Scientists find these 5 Taylor Swift songs created biggest 'SwiftQuakes' at one concert

SINGAPORE, SINGAPORE - MARCH 02: EDITORIAL USE ONLY. NO BOOK COVERS Taylor Swift performs during "Taylor Swift | The Eras Tour" at the National Stadium on March 02, 2024 in Singapore. (Photo by Ashok Kumar/TAS24/Getty Images for TAS Rights Management

Taylor Swift sent shockwaves around the world in multiple ways with her devoted fans and packed Eras concert tour venues. She also has been setting off so-called SwiftQuakes and now scientists know why.

It wasn't the drumbeat or the deep base guitar amplified over the sound system or even Swift herself hitting the high notes. The tremors were caused by the thousands of dancing fans, scientists found.

The late July concert that went viral after it registered on a Seattle seismograph made the California Office of Emergency Services take notice. They contacted the California Institute of Technology to set up strong motion or seismic sensors in and around Los Angeles' SoFi Stadium for Swift's series of concerts in early August.


The team also monitored quake meters within 5.5 miles of the stadium. The stadium complex sits within the Newport-Inglewood fault system which is capable of generating magnitude 7-plus quakes.

Gabrielle Tepp, author and amateur bass guitarist, said that the harmonics of the "concert tremor" that was recorded look a lot like those from volcanoes or trains, not quakes. They were low frequency and not heard by the human ear. Large music festivals and stadium concerts produce similar vibration signals that resemble a harmonic tremor.

The biggest bang came when Swift sang "Shake It Off." The tremor was equivalent to about a magnitude 2 quake. Instead of using magnitude, which is energy given off in a moment, scientists measured radiant energy, which is given off over time, for example, during a song. Tepp dubbed it "song strength."


Swift's top earth-shaking songs

After conversions done based on an American Geophysical Union study, these are the the top five energy-releasing songs from Swift:

  1. Shake It Off – about magnitude 1.798.
  2. You Belong With Me – about magnitude 1.796.
  3. Love Story – about magnitude 1.76.
  4. Cruel Summer – about magnitude 1.71.
  5. 22 – about magnitude 1.64.


"Keep in mind this energy was released over a few minutes compared to a second for an earthquake of that size," Tepp said in a news release. "Based on the maximum strength of shaking, the strongest tremor was equivalent to a magnitude 2 earthquake."

She could identify 43 or 45 songs just by looking at the spectrograms – a graph of the strength of various signal frequencies overtime. The other two songs did not register. 

"My gut feeling was that if you have a harmonic signal that is nice like these, it had to be from the music or the instruments or something," Tepp said, admitting that her initial thoughts were wrong.

She was so surprised that she set up her own trial, playing Swift's music over a PA next to a motion sensor. Then she grabbed her own guitar and rocked out to her own version of "Love Story." It was not her bass beats that triggered the motion sensor.

"Even though I was not great at staying in the same place, I ended up jumping around in a small circle, like at a concert," Tepp said. "I was surprised at how clear the signal came out."

She said bass beats are rounder on the spectrogram, while jumping creates spikes.

Now, imagine the 70,000 Swifites all jumping together to "Shake It Off."

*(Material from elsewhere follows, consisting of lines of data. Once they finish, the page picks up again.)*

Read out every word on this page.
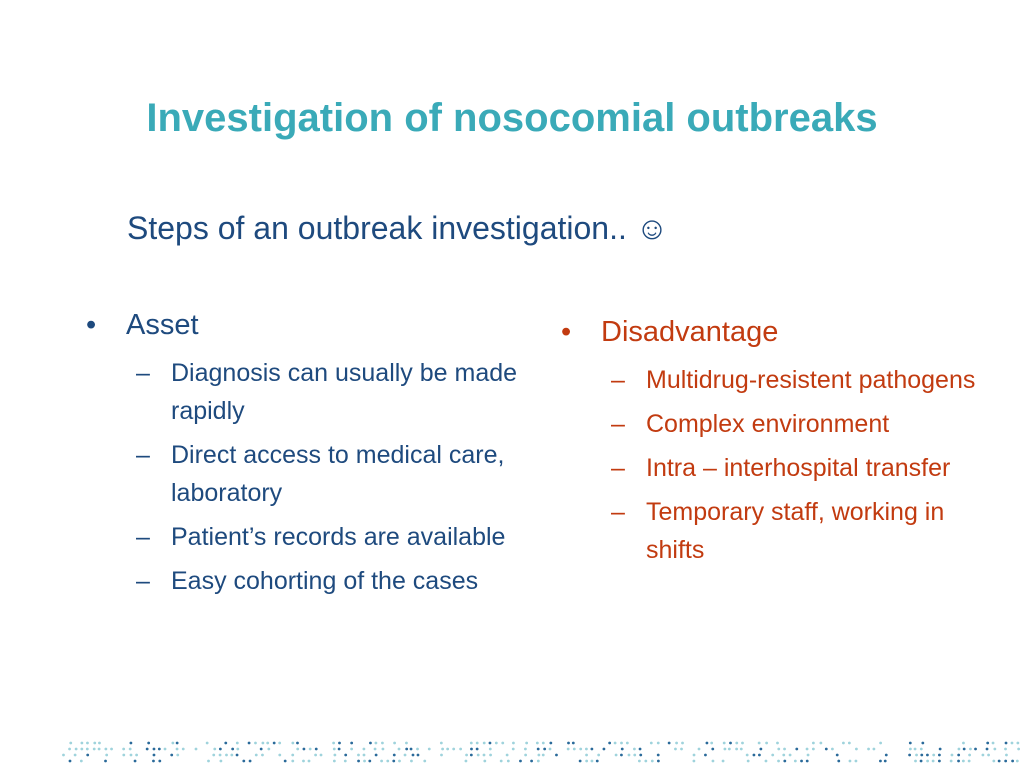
Investigation of nosocomial outbreaks

Steps of an outbreak investigation.. ☺

•	Asset
– Diagnosis can usually be made rapidly
– Direct access to medical care, laboratory
– Patient’s records are available
– Easy cohorting of the cases
•	Disadvantage
– Multidrug-resistent pathogens
– Complex environment
– Intra – interhospital transfer
– Temporary staff, working in shifts
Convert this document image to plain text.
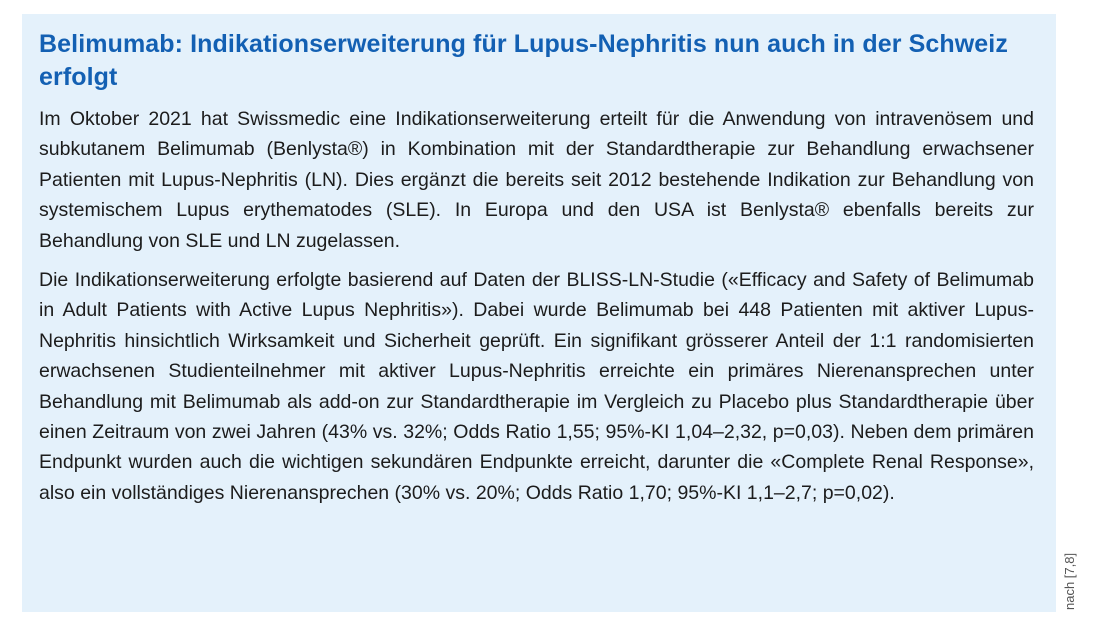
Belimumab: Indikationserweiterung für Lupus-Nephritis nun auch in der Schweiz erfolgt

Im Oktober 2021 hat Swissmedic eine Indikationserweiterung erteilt für die Anwendung von intravenösem und subkutanem Belimumab (Benlysta®) in Kombination mit der Standardtherapie zur Behandlung erwachsener Patienten mit Lupus-Nephritis (LN). Dies ergänzt die bereits seit 2012 bestehende Indikation zur Behandlung von systemischem Lupus erythematodes (SLE). In Europa und den USA ist Benlysta® ebenfalls bereits zur Behandlung von SLE und LN zugelassen.

Die Indikationserweiterung erfolgte basierend auf Daten der BLISS-LN-Studie («Efficacy and Safety of Belimumab in Adult Patients with Active Lupus Nephritis»). Dabei wurde Belimumab bei 448 Patienten mit aktiver Lupus-Nephritis hinsichtlich Wirksamkeit und Sicherheit geprüft. Ein signifikant grösserer Anteil der 1:1 randomisierten erwachsenen Studienteilnehmer mit aktiver Lupus-Nephritis erreichte ein primäres Nierenansprechen unter Behandlung mit Belimumab als add-on zur Standardtherapie im Vergleich zu Placebo plus Standardtherapie über einen Zeitraum von zwei Jahren (43% vs. 32%; Odds Ratio 1,55; 95%-KI 1,04–2,32, p=0,03). Neben dem primären Endpunkt wurden auch die wichtigen sekundären Endpunkte erreicht, darunter die «Complete Renal Response», also ein vollständiges Nierenansprechen (30% vs. 20%; Odds Ratio 1,70; 95%-KI 1,1–2,7; p=0,02).

nach [7,8]
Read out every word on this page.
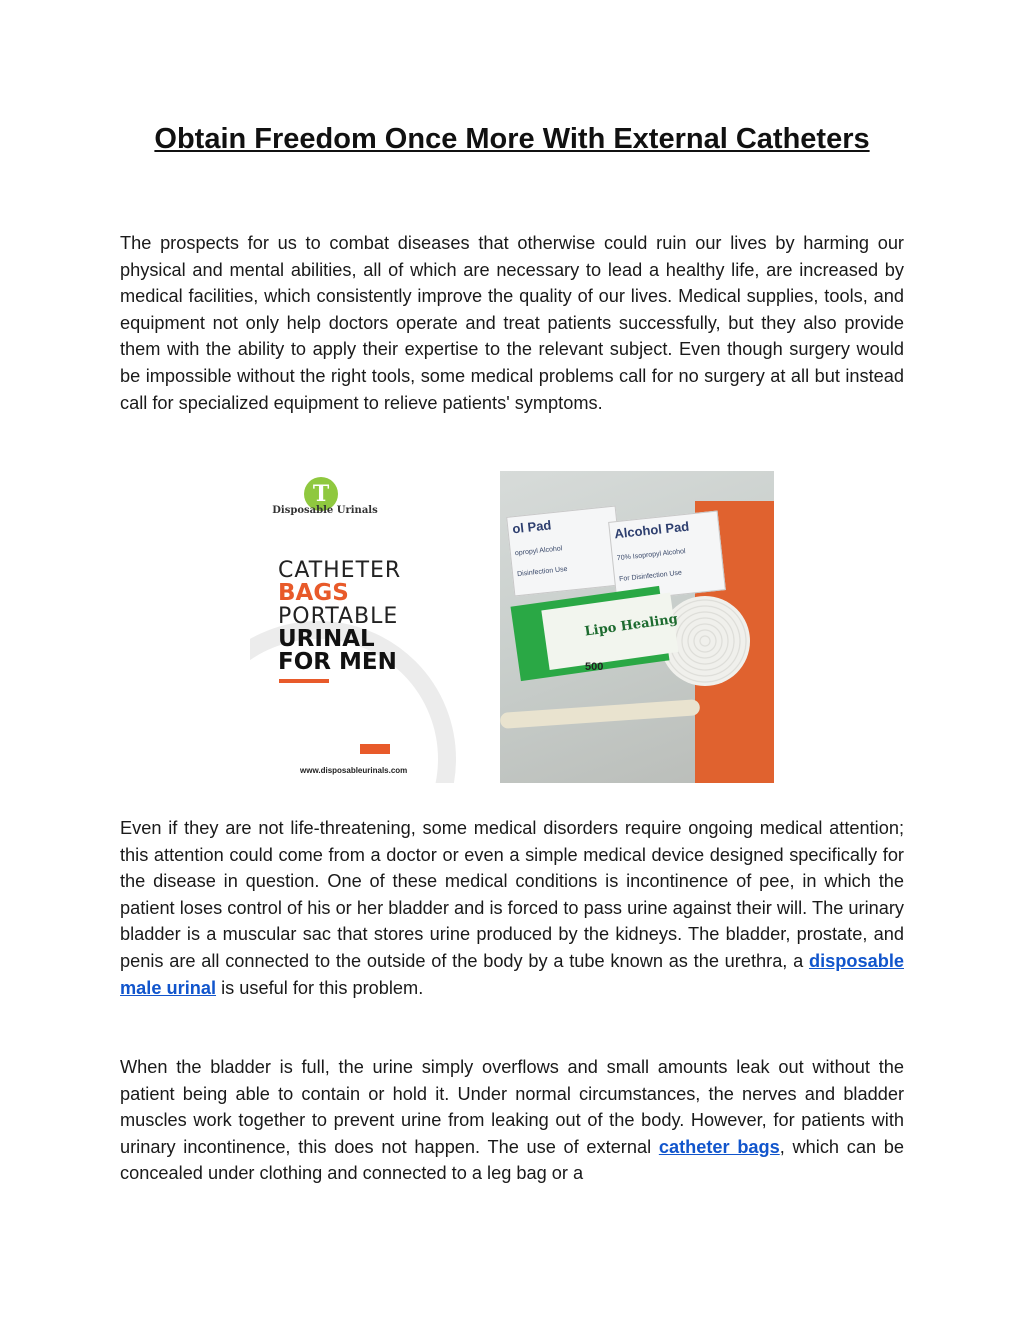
Obtain Freedom Once More With External Catheters

The prospects for us to combat diseases that otherwise could ruin our lives by harming our physical and mental abilities, all of which are necessary to lead a healthy life, are increased by medical facilities, which consistently improve the quality of our lives. Medical supplies, tools, and equipment not only help doctors operate and treat patients successfully, but they also provide them with the ability to apply their expertise to the relevant subject. Even though surgery would be impossible without the right tools, some medical problems call for no surgery at all but instead call for specialized equipment to relieve patients' symptoms.

T
Disposable Urinals
CATHETER
BAGS
PORTABLE
URINAL
FOR MEN
www.disposableurinals.com
ol Pad
opropyl Alcohol
Disinfection Use
Alcohol Pad
70% Isopropyl Alcohol
For Disinfection Use
Lipo Healing
500

Even if they are not life-threatening, some medical disorders require ongoing medical attention; this attention could come from a doctor or even a simple medical device designed specifically for the disease in question. One of these medical conditions is incontinence of pee, in which the patient loses control of his or her bladder and is forced to pass urine against their will. The urinary bladder is a muscular sac that stores urine produced by the kidneys. The bladder, prostate, and penis are all connected to the outside of the body by a tube known as the urethra, a disposable male urinal is useful for this problem.

When the bladder is full, the urine simply overflows and small amounts leak out without the patient being able to contain or hold it. Under normal circumstances, the nerves and bladder muscles work together to prevent urine from leaking out of the body. However, for patients with urinary incontinence, this does not happen. The use of external catheter bags, which can be concealed under clothing and connected to a leg bag or a
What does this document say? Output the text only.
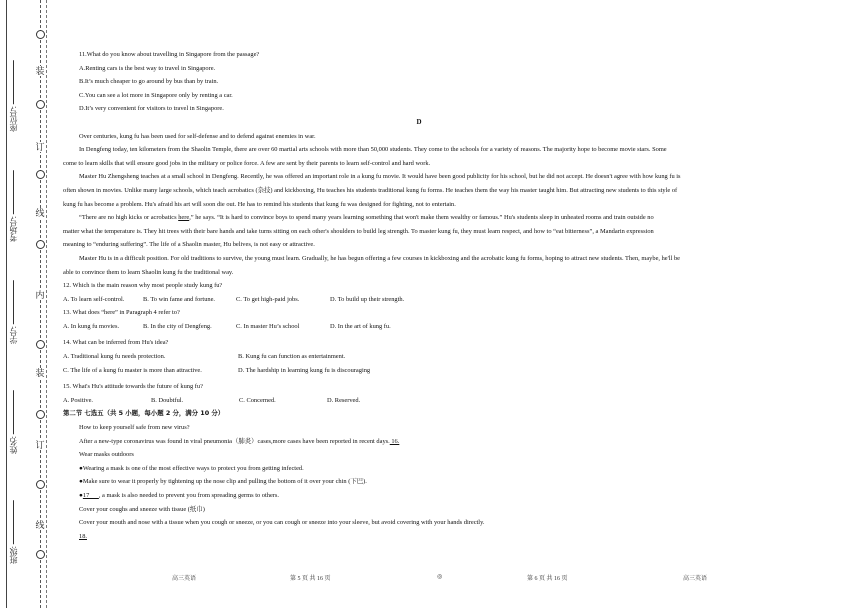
装
订
线
内
装
订
线
班级:
姓名:
学号:
考场号:
座位号:
11.What do you know about travelling in Singapore from the passage?
A.Renting cars is the best way to travel in Singapore.
B.It’s much cheaper to go around by bus than by train.
C.You can see a lot more in Singapore only by renting a car.
D.It’s very convenient for visitors to travel in Singapore.
D
Over centuries, kung fu has been used for self-defense and to defend against enemies in war.
In Dengfeng today, ten kilometers from the Shaolin Temple, there are over 60 martial arts schools with more than 50,000 students. They come to the schools for a variety of reasons. The majority hope to become movie stars. Some
come to learn skills that will ensure good jobs in the military or police force. A few are sent by their parents to learn self-control and hard work.
Master Hu Zhengsheng teaches at a small school in Dengfeng. Recently, he was offered an important role in a kung fu movie. It would have been good publicity for his school, but he did not accept. He doesn't agree with how kung fu is
often shown in movies. Unlike many large schools, which teach acrobatics (杂技) and kickboxing, Hu teaches his students traditional kung fu forms. He teaches them the way his master taught him. But attracting new students to this style of
kung fu has become a problem. Hu's afraid his art will soon die out. He has to remind his students that kung fu was designed for fighting, not to entertain.
“There are no high kicks or acrobatics here,” he says. “It is hard to convince boys to spend many years learning something that won't make them wealthy or famous.” Hu's students sleep in unheated rooms and train outside no
matter what the temperature is. They hit trees with their bare hands and take turns sitting on each other's shoulders to build leg strength. To master kung fu, they must learn respect, and how to “eat bitterness”, a Mandarin expression
meaning to “enduring suffering”. The life of a Shaolin master, Hu belives, is not easy or attractive.
Master Hu is in a difficult position. For old traditions to survive, the young must learn. Gradually, he has begun offering a few courses in kickboxing and the acrobatic kung fu forms, hoping to attract new students. Then, maybe, he'll be
able to convince them to learn Shaolin kung fu the traditional way.
12. Which is the main reason why most people study kung fu?
A. To learn self-control.	B. To win fame and fortune.	C. To get high-paid jobs.	D. To build up their strength.
13. What does “here” in Paragraph 4 refer to?
A. In kung fu movies.	B. In the city of Dengfeng.	C. In master Hu’s school	D. In the art of kung fu.
14. What can be inferred from Hu's idea?
A. Traditional kung fu needs protection.	B. Kung fu can function as entertainment.
C. The life of a kung fu master is more than attractive.	D. The hardship in learning kung fu is discouraging
15. What's Hu's attitude towards the future of kung fu?
A. Positive.	B. Doubtful.	C. Concerned.	D. Reserved.
第二节 七选五（共 5 小题，每小题 2 分，满分 10 分）
How to keep yourself safe from new virus?
After a new-type coronavirus was found in viral pneumonia（肺炎）cases,more cases have been reported in recent days. 16.
Wear masks outdoors
●Wearing a mask is one of the most effective ways to protect you from getting infected.
●Make sure to wear it properly by tightening up the nose clip and pulling the bottom of it over your chin (下巴).
●17      , a mask is also needed to prevent you from spreading germs to others.
Cover your coughs and sneeze with tissue (纸巾)
Cover your mouth and nose with a tissue when you cough or sneeze, or you can cough or sneeze into your sleeve, but avoid covering with your hands directly.
18.
高三英语	第 5 页 共 16 页	◎	第 6 页 共 16 页	高三英语
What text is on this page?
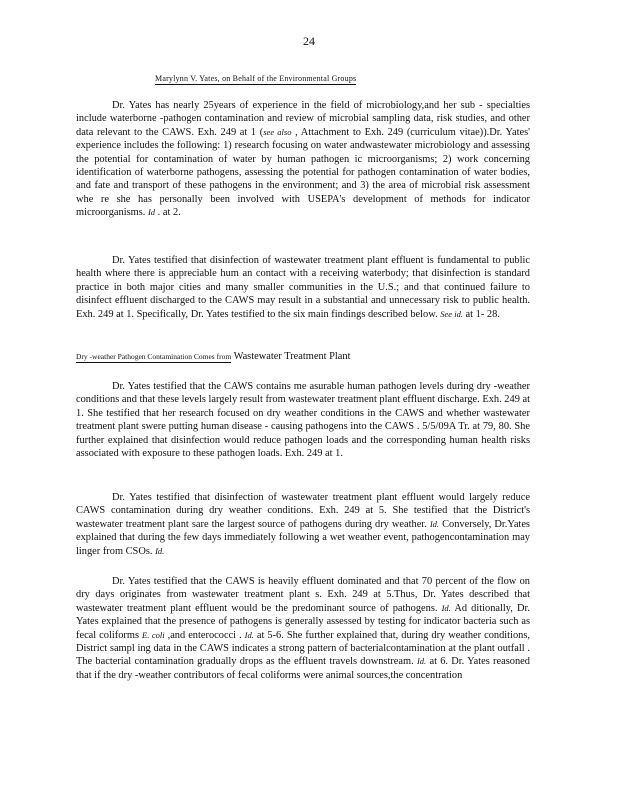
24
Marylynn V. Yates, on Behalf of the Environmental Groups

Dr. Yates has nearly 25years of experience in the field of microbiology,and her sub - specialties include waterborne -pathogen contamination and review of microbial sampling data, risk studies, and other data relevant to the CAWS. Exh. 249 at 1 (see also , Attachment to Exh. 249 (curriculum vitae)).Dr. Yates' experience includes the following: 1) research focusing on water andwastewater microbiology and assessing the potential for contamination of water by human pathogen ic microorganisms; 2) work concerning identification of waterborne pathogens, assessing the potential for pathogen contamination of water bodies, and fate and transport of these pathogens in the environment; and 3) the area of microbial risk assessment whe re she has personally been involved with USEPA's development of methods for indicator microorganisms. Id . at 2.

Dr. Yates testified that disinfection of wastewater treatment plant effluent is fundamental to public health where there is appreciable hum an contact with a receiving waterbody; that disinfection is standard practice in both major cities and many smaller communities in the U.S.; and that continued failure to disinfect effluent discharged to the CAWS may result in a substantial and unnecessary risk to public health. Exh. 249 at 1. Specifically, Dr. Yates testified to the six main findings described below. See id. at 1- 28.

Dry -weather Pathogen Contamination Comes from Wastewater Treatment Plant

Dr. Yates testified that the CAWS contains me asurable human pathogen levels during dry -weather conditions and that these levels largely result from wastewater treatment plant effluent discharge. Exh. 249 at 1. She testified that her research focused on dry weather conditions in the CAWS and whether wastewater treatment plant swere putting human disease - causing pathogens into the CAWS . 5/5/09A Tr. at 79, 80. She further explained that disinfection would reduce pathogen loads and the corresponding human health risks associated with exposure to these pathogen loads. Exh. 249 at 1.

Dr. Yates testified that disinfection of wastewater treatment plant effluent would largely reduce CAWS contamination during dry weather conditions. Exh. 249 at 5. She testified that the District's wastewater treatment plant sare the largest source of pathogens during dry weather. Id. Conversely, Dr.Yates explained that during the few days immediately following a wet weather event, pathogencontamination may linger from CSOs. Id.

Dr. Yates testified that the CAWS is heavily effluent dominated and that 70 percent of the flow on dry days originates from wastewater treatment plant s. Exh. 249 at 5.Thus, Dr. Yates described that wastewater treatment plant effluent would be the predominant source of pathogens. Id. Ad ditionally, Dr. Yates explained that the presence of pathogens is generally assessed by testing for indicator bacteria such as fecal coliforms E. coli ,and enterococci . Id. at 5-6. She further explained that, during dry weather conditions, District sampl ing data in the CAWS indicates a strong pattern of bacterialcontamination at the plant outfall . The bacterial contamination gradually drops as the effluent travels downstream. Id. at 6. Dr. Yates reasoned that if the dry -weather contributors of fecal coliforms were animal sources,the concentration
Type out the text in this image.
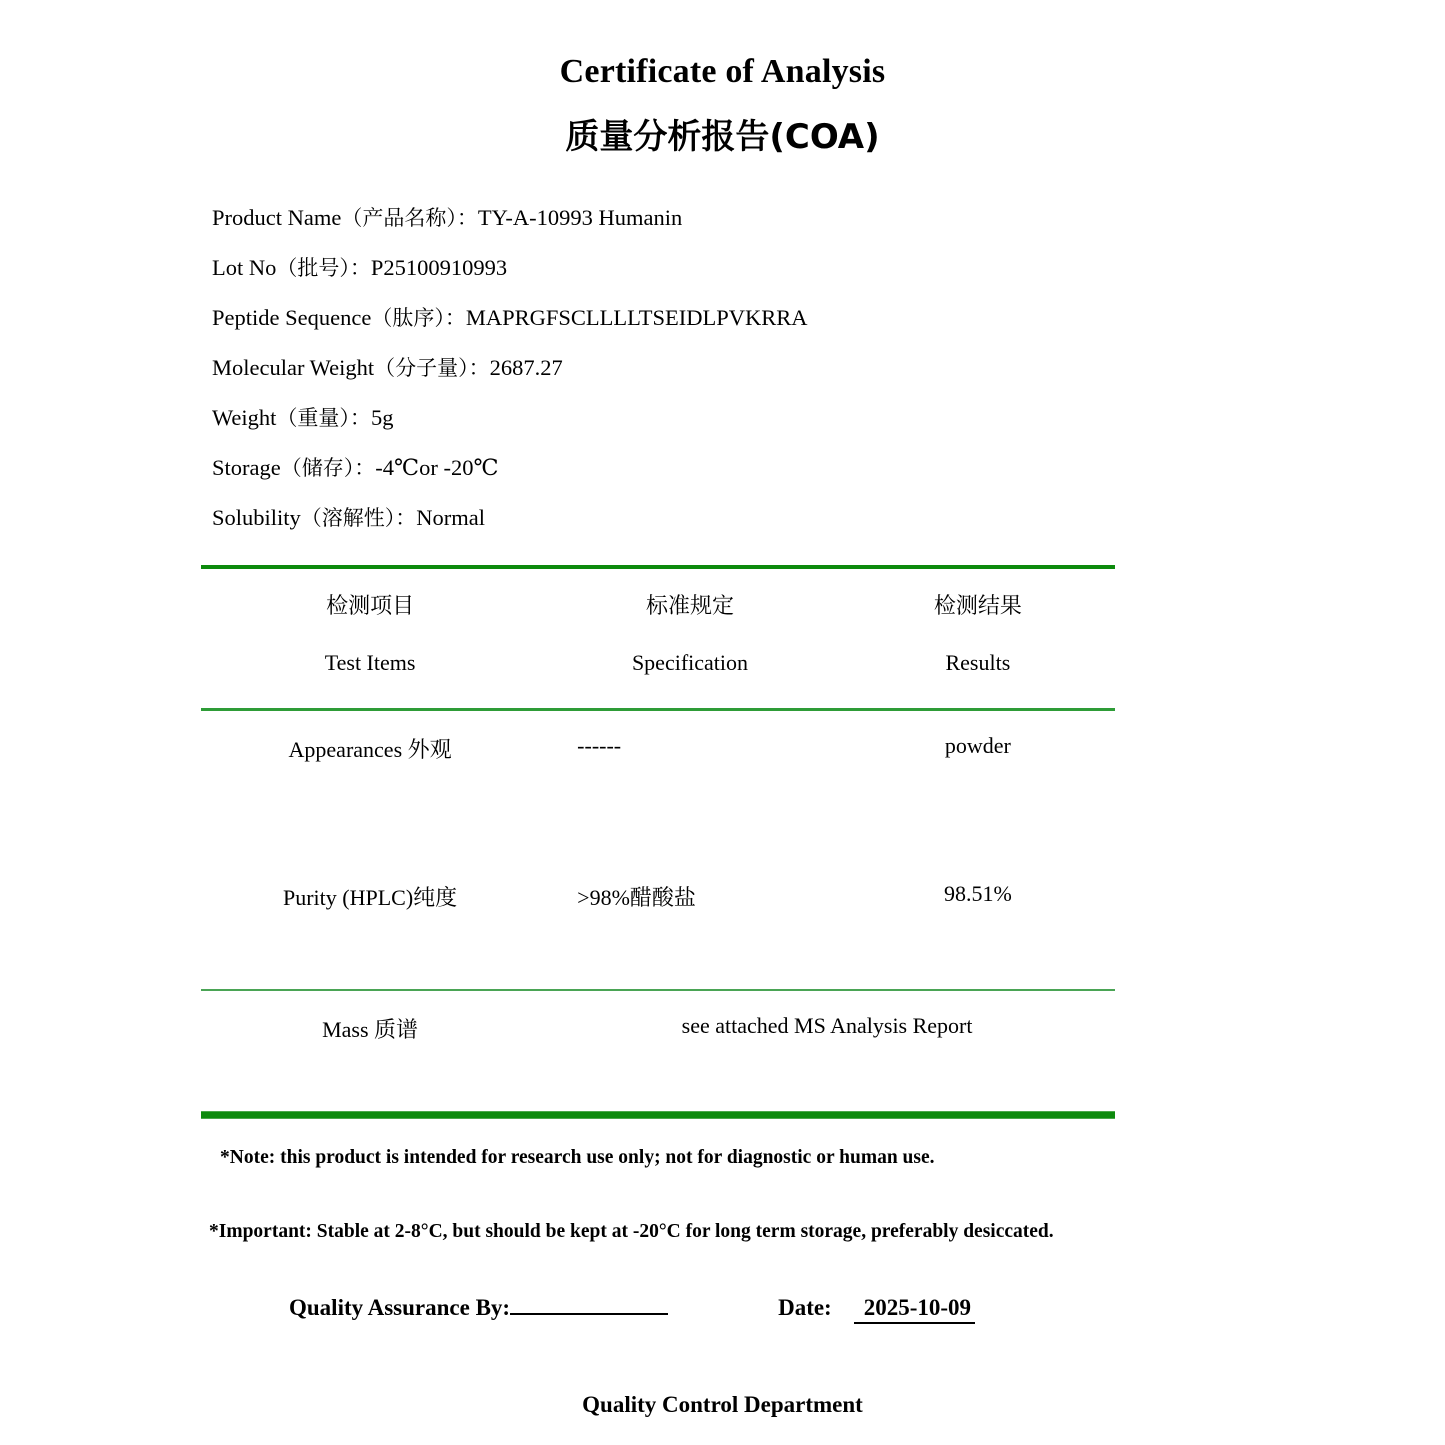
Certificate of Analysis
质量分析报告(COA)
Product Name（产品名称）：TY-A-10993 Humanin
Lot No（批号）：P25100910993
Peptide Sequence（肽序）：MAPRGFSCLLLLTSEIDLPVKRRA
Molecular Weight（分子量）：2687.27
Weight（重量）：5g
Storage（储存）：-4℃or -20℃
Solubility（溶解性）：Normal
检测项目	标准规定	检测结果
Test Items	Specification	Results
Appearances 外观	------	powder
Purity (HPLC)纯度	>98%醋酸盐	98.51%
Mass 质谱	see attached MS Analysis Report
*Note: this product is intended for research use only; not for diagnostic or human use.
*Important: Stable at 2-8°C, but should be kept at -20°C for long term storage, preferably desiccated.
Quality Assurance By:	Date:	2025-10-09
Quality Control Department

"The structural response of the stadium showed nearly equal shaking intensities in the vertical and horizontal directions at frequencies that match the seismic signals recorded outside the stadium," the study said. "All evidence considered, we interpret the signal source as primarily crowd motion in response to the music."

Different genres of music shake the earth differently

She compared the data to that from a Metallica concert which showed weak seismic signals despite similar instruments. 

"Metal bands, in general, tend to play ‘in the moment’ and are less likely to stick to a beat (or an album recording) compared to the highly choreographed shows of Swift and Beyoncé, or that metal fans may move in a manner that’s less amenable to generating steady vibrations," the study said. "The heavy metal band's beat rates are ‘all over the map’ while Swift's are all very similar and the concert is highly choreographed."

"Metal fans like to headbang a lot, so they’re not necessarily bouncing," Tepp added. "It might just be that the ways in which they move don’t create as strong of a signal."